I never though I’d get nostalgic about pornography, but here goes…

I fondly recall a time in the early 90s when my cousin lent me one of his adult magazines for the night. Always the pragmatist, rather than indulge in a porn-fest that evening I chose to seek a way to prolong the experience.

Devoid of such devices as a camera phone, scanner or even a spare photocopier, I was forced to improvise in order to make myself a copy of the unholy grail.

That’s when, armed with a pencil and an A4 drawing pad, I invented sketch porn, reproducing several of the magazine’s star attractions with the same artistic endeavour that was to earn me a C in GCSE Art. Sketch porn is comparable to life drawing in so far as you’re drawing naked people, except with sketch porn it’s a fair bit more explicit and you don’t have the rest of the class there to make you feel like you’re being legitimately cultured.
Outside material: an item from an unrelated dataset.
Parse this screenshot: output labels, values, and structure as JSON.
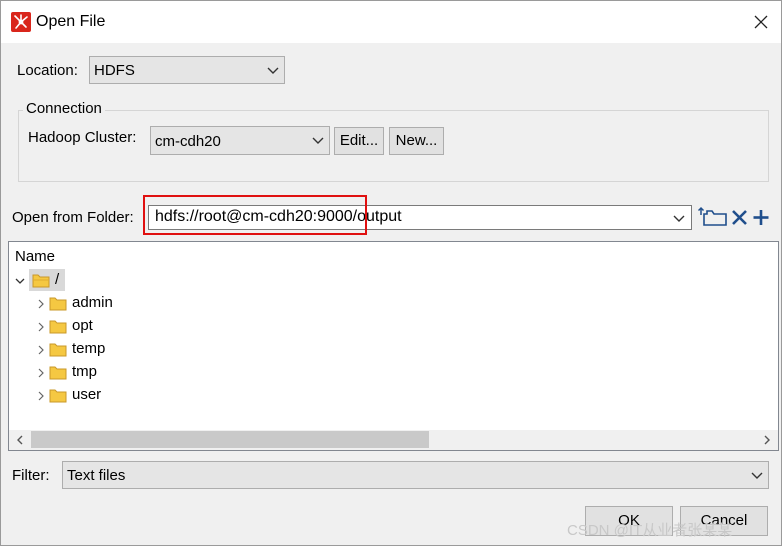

Not long ago I found one of my crude pornographic doodles between the pages of the 1992 Shoot annual (it just had to be Shoot). Much as I’d love to share it with you, I’d be defeating my own argument about the digital age making pornography boring and mainstream if I put to use that same technology to share an image intended for my eye’s only.

So if the porn industry follows Playboy’s lead it mightn’t be a bad thing. We might have to resort to the most dangerous tool of all for instant gratification… our imaginations.